La magistrada autorizó a una mujer, amiga de una pareja homosexual, a que sea portante de los embriones logrados mediante técnicas de reproducción asistida.


El tratamiento de fertilidad, curso del embarazo y nacimiento se realizará íntegramente en Río Negro, convirtiéndose así en la primera provincia del país en la que la Justicia autoriza la utilización de este método.


La pareja que siempre anheló tener un hijo, fue con ese sueño al Centro de Medicina Reproductiva de Bariloche y esa institución requirió la autorización judicial para el tratamiento, al que se le dio lugar.


A la fecha, todos los casos de alquiler de vientre se habían realizado en el exterior, como el caso del conductor televisivo Marley.


En esta oportunidad, la jueza fundamentó su decisión al considerar que "se encuentran en juego: el derecho a la identidad, a la protección de la familia, a la libertad reproductiva, a la voluntad procreacional y a la intimidad".


En los fundamentos, la magistrada destacó la "voluntad procreacional de la pareja, entendida ésta como el deseo de convertirse en padres de un niño asumiendo su cuidado, su protección, educación, formación y desarrollo en forma integral, dándole desde su nacimiento todo el amor y la contención necesaria".

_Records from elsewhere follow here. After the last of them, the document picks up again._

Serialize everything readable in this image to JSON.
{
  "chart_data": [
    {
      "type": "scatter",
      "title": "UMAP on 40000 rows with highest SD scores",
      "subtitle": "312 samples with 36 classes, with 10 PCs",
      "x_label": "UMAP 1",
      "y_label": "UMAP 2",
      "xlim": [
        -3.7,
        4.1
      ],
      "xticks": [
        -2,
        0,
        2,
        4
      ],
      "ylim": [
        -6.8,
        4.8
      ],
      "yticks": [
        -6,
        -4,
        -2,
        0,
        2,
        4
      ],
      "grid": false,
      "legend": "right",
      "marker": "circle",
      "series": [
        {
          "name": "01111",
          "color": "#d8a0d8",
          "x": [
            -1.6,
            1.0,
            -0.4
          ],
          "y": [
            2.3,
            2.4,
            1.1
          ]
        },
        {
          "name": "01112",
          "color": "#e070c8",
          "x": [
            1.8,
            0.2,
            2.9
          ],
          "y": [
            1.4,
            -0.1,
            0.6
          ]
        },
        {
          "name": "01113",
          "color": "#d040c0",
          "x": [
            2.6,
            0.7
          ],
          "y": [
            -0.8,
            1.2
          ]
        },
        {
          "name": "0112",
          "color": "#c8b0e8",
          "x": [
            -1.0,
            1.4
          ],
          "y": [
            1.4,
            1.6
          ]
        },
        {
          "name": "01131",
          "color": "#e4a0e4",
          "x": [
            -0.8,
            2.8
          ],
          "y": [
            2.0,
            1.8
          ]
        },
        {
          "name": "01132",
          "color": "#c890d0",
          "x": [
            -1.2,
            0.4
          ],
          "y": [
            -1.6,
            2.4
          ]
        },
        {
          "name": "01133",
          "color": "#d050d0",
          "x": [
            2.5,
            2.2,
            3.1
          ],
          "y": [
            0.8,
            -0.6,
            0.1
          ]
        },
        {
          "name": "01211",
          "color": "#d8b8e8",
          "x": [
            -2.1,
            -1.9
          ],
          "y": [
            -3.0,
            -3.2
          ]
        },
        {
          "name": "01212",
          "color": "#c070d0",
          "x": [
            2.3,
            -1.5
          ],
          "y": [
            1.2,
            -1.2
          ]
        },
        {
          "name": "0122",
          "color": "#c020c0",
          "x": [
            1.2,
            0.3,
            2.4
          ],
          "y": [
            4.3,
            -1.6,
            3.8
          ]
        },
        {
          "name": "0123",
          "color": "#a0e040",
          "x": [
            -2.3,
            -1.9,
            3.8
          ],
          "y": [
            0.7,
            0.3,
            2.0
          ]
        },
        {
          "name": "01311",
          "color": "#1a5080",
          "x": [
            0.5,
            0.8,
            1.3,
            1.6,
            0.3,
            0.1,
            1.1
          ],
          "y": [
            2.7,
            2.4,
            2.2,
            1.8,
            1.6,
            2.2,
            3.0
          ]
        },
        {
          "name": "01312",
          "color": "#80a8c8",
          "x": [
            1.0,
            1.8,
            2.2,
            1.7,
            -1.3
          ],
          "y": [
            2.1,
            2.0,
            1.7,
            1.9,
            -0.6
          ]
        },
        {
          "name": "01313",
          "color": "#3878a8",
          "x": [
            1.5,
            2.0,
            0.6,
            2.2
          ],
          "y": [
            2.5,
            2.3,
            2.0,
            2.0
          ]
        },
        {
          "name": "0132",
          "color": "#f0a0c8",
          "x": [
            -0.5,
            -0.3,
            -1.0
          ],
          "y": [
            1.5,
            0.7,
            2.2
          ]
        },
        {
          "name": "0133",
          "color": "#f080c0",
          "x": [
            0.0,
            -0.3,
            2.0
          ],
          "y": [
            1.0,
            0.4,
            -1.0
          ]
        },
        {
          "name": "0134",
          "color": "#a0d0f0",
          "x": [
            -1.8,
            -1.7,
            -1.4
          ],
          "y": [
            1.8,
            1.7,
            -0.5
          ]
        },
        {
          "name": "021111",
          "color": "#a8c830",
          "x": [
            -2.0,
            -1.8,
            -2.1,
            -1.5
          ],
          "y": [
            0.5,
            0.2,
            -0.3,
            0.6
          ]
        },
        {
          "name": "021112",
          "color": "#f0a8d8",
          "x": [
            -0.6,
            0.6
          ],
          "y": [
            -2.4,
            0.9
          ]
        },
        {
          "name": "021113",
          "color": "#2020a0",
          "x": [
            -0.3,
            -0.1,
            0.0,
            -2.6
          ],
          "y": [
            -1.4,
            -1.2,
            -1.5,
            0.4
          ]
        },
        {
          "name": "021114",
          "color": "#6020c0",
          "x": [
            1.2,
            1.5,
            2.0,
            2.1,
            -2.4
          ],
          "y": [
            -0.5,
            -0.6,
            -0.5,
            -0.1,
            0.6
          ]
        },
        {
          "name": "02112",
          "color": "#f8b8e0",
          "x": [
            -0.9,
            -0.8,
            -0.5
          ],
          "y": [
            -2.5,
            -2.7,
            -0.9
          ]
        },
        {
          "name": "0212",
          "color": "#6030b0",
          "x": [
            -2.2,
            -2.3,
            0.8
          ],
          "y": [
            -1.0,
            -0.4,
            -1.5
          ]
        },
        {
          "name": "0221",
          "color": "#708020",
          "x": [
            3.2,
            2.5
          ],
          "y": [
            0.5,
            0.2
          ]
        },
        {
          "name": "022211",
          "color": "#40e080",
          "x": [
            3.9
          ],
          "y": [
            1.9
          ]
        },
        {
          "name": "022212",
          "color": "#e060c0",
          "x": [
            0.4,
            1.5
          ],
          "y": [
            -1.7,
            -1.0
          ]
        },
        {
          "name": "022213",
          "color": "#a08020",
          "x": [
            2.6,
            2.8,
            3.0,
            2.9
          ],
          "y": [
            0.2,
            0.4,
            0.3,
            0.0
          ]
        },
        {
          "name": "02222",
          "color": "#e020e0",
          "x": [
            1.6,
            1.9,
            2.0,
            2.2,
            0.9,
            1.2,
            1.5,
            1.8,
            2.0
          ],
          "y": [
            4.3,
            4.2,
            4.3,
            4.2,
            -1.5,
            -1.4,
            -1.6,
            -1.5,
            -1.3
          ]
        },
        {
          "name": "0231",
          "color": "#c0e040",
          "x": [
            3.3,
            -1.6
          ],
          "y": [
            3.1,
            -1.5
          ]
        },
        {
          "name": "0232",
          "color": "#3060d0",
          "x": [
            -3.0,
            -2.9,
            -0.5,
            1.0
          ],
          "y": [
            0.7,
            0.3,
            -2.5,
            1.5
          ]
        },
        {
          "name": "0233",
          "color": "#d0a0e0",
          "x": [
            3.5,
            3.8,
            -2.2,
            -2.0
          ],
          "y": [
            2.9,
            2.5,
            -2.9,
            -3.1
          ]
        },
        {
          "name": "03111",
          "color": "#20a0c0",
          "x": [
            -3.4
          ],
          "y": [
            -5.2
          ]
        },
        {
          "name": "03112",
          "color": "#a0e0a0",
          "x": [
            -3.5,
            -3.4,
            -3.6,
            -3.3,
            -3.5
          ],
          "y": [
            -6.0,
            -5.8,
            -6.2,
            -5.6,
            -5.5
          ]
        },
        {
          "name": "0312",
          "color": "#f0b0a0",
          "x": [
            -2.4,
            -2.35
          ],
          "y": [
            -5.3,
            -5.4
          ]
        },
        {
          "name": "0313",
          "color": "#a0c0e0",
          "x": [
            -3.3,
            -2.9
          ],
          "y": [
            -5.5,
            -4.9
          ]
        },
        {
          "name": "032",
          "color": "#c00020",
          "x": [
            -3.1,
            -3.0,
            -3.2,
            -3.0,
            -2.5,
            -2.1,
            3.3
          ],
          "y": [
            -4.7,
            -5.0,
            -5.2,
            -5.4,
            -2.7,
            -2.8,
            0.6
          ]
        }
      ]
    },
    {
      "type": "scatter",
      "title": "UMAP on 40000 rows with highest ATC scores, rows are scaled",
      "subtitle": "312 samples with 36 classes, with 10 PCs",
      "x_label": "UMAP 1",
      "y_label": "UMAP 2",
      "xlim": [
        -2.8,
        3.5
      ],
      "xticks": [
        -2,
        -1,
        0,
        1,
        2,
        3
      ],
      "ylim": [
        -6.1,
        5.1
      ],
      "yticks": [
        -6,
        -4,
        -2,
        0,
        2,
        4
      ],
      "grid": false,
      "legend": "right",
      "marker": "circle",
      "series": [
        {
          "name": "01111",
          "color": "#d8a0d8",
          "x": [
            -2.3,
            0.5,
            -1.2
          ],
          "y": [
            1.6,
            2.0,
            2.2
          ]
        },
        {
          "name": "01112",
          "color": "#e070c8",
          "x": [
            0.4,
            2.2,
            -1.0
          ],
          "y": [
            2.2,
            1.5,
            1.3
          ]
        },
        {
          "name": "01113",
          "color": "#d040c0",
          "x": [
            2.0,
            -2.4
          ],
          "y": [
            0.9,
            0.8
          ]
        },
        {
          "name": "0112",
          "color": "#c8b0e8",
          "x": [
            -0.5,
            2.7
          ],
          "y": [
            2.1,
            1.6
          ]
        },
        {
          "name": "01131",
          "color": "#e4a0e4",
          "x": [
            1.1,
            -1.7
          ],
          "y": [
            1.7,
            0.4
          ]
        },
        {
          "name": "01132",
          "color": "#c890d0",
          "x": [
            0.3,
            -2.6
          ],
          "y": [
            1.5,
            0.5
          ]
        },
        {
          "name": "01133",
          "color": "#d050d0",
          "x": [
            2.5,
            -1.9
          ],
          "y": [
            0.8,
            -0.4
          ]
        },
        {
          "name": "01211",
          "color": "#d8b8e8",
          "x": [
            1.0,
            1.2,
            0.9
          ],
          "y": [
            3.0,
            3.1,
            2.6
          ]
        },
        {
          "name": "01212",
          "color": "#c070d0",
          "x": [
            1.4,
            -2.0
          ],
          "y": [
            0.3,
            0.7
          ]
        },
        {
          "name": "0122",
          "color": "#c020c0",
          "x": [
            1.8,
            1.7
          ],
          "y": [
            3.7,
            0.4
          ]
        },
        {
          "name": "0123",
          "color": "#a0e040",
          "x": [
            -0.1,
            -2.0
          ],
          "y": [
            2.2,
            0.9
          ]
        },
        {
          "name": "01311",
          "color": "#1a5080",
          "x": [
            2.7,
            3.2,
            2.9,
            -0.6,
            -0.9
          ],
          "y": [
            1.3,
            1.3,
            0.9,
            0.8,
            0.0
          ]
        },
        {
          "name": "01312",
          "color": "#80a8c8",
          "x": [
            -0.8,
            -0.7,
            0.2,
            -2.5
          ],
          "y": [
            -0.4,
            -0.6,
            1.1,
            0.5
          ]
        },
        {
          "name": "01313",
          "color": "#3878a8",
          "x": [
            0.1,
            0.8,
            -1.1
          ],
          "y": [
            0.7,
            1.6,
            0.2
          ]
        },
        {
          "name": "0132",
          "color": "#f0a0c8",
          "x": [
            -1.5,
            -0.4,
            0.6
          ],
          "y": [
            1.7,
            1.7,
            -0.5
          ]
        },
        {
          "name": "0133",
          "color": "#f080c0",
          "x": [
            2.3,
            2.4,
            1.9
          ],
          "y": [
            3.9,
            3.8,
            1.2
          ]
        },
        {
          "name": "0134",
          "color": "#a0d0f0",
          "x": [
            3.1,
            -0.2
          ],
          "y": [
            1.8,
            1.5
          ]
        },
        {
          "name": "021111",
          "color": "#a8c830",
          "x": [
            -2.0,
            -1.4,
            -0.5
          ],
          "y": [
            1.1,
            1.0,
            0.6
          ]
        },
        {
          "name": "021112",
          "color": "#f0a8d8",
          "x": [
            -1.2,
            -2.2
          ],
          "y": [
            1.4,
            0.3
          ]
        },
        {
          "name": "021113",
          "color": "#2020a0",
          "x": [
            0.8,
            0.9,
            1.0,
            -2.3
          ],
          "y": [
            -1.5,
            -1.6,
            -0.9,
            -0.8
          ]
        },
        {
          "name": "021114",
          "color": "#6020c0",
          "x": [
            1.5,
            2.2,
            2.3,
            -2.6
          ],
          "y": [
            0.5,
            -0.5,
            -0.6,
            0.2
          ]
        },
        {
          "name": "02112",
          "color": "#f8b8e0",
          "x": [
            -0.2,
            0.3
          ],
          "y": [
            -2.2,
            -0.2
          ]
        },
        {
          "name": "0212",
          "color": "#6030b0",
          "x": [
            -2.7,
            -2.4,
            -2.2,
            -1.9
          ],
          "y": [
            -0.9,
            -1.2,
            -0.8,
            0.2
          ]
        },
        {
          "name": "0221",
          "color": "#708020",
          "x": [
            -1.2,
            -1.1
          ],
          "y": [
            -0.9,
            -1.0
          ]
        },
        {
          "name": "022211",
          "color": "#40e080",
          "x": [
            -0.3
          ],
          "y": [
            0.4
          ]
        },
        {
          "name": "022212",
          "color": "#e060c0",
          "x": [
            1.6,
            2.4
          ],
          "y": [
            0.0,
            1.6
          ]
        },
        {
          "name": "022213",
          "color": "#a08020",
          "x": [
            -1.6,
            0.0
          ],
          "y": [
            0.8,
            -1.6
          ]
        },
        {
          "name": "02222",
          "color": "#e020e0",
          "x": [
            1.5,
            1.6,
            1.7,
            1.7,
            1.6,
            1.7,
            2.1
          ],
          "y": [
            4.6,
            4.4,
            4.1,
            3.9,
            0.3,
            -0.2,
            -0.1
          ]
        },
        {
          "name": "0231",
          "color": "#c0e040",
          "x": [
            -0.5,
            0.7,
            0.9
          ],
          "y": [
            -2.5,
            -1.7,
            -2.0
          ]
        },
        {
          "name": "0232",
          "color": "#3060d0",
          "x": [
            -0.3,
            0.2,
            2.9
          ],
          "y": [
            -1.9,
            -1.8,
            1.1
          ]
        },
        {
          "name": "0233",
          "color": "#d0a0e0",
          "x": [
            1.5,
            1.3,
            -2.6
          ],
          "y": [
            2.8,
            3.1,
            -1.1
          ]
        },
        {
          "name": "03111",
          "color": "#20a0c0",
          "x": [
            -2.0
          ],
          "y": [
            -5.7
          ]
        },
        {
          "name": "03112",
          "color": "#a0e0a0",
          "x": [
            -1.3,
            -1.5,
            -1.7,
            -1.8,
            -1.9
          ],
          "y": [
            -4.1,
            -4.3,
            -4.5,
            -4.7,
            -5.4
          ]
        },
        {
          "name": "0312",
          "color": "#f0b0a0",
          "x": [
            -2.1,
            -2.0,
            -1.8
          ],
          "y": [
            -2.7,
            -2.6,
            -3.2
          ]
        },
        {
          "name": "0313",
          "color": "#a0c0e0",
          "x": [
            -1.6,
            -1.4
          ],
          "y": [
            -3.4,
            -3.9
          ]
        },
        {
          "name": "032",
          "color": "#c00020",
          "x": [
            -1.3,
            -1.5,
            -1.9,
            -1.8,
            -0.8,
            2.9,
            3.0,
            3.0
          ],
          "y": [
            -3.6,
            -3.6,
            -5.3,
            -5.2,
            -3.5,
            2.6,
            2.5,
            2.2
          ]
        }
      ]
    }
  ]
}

La magistrada también valoró que la amiga que llevará adelante el embarazo "no desea ejercer el rol materno sino que su aporte ha tenido como finalidad altruista ayudar a que los comitentes concreten el ansiado deseo de ser padres".

 

Dumpé ordenó además que el/los niños dados a luz mediante este procedimiento deben ser inscriptos como hijos de la pareja homosexual y el certificado de nacimiento correspondiente debe ser expedido por el Registro Civil y de Capacidad de las Personas de Río Negro.


Se incluyó un artículo especial para que las dos instituciones sanitarias de Viedma (el hospital público Artémides Zatti y la Clínica Viedma), donde reside la pareja, y donde nacerá el bebe, tengan conocimiento del caso y en el actual formato de los certificados de nacimiento omitan incluir la huella dactilar de la mujer gestante (por considerar que sólo es portante) y en su lugar incorporen la de uno de los integrantes de la pareja, quien es el aportante del material genético (esperma).


La jueza dispuso, además en su fallo, que cuando el niño "adquiera edad y madurez suficiente para entender, (los padres tienen) la obligación de informarle respecto de su origen gestacional". Redacción/La Nación.